State hearing held in interest of male minority youth

January 20, 2012 6:56:31 PM PST
How to improve the lives of young male minorities was the focus of a state Assembly hearing in Oakland Friday afternoon where local youth, community leaders and state legislators gathered.

The Assembly's select committee on the status of boys and men of color held the afternoon meeting in an ongoing effort to drive statewide policy impacting young men of color, according to meeting organizers.

The meeting -- the second in a series launched by Assembly Speaker John Perez -- was backed by research from the California Endowment, which finds that Latino and black boys and young men face more health problems than their white counterparts.

That research also shows that investing in young men of color through California education, health, employment and juvenile justice programs can reap major financial rewards for the state, according to Leslie Lipsick, a spokeswoman for the meeting.

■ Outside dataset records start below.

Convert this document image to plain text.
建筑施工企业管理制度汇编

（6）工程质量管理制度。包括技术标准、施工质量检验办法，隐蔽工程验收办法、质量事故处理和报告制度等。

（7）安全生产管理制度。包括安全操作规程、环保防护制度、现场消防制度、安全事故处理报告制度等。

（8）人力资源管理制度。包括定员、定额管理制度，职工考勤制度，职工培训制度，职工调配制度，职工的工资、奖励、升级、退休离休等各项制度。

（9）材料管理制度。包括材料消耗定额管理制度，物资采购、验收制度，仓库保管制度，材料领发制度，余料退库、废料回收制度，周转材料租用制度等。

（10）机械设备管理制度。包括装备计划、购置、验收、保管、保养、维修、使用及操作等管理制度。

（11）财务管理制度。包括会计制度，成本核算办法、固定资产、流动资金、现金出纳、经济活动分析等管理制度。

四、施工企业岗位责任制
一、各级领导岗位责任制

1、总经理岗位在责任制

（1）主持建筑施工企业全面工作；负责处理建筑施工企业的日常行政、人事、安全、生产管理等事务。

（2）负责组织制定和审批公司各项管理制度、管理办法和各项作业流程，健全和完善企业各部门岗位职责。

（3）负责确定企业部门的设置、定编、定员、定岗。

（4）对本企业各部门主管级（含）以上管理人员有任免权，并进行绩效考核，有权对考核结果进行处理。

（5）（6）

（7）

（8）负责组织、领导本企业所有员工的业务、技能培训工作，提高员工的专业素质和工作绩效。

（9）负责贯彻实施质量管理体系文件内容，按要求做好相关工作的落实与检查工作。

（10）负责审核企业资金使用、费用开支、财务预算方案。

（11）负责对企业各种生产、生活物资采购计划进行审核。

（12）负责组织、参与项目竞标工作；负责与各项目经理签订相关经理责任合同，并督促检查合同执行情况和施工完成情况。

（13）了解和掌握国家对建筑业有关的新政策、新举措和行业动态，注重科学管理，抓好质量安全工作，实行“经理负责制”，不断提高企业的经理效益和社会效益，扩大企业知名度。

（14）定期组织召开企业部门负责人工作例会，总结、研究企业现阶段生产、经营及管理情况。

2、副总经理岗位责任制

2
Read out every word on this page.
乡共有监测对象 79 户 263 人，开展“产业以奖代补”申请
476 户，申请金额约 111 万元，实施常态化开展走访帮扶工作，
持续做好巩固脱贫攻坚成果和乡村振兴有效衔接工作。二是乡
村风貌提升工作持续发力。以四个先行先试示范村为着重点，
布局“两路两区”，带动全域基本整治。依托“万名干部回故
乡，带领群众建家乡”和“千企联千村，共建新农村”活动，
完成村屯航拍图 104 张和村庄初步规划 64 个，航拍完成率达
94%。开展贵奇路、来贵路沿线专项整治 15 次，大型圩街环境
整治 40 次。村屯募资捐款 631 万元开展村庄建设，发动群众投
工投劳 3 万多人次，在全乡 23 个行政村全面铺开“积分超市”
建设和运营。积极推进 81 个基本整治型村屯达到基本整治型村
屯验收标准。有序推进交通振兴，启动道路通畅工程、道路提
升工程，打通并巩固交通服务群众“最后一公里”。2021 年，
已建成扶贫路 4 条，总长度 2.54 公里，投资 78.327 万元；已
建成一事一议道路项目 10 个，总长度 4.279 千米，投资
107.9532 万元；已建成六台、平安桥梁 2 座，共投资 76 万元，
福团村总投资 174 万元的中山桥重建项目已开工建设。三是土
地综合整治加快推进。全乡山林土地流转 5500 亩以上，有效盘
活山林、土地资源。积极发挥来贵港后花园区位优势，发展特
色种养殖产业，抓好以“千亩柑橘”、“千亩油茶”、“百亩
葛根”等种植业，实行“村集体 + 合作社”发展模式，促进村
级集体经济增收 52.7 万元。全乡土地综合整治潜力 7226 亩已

Assemblymembers heard from more than a dozen local school, law enforcement and social leaders, including a handful of youth, about local programs that are improving the lives of young men of color and bettering their communities.

One such local program is the EMS Corps, a group of qualified male minorities aged 18 to 24 who received subsidized training and emergency medical technician jobs, said Alameda County Health Care Services Agency Director Alex Briscoe.

Briscoe testified at the hearing about the value of the program and others like it, and planned to introduce several of the EMS Corps members, most of whom have lived through foster care and the juvenile justice system.

"Young people don't have real, substantive opportunities, and the public sector has huge purchasing power to create opportunities," Briscoe said. "Our point here is that young men and boys of color want to do real work, but they have to be carefully ... trained and offered those opportunities to succeed, and the public sector can't shirk from that."

Also set to speak was Oakland Unified School District Superintendent Tony Smith, who earlier in the school year created a district-wide Office of African-American Male Achievement to help close performance gaps between black male students and their peers, district spokesman Troy Flint said.

"The director of that office has been given ... a high level of autonomy to research what has worked in other cities to develop Oakland-centric solutions to improve the performance of black males," Flint said.

The hearing was scheduled from 1 p.m. to 4 p.m. in the first-floor auditorium of the state office building located at 1515 Clay St. in Oakland.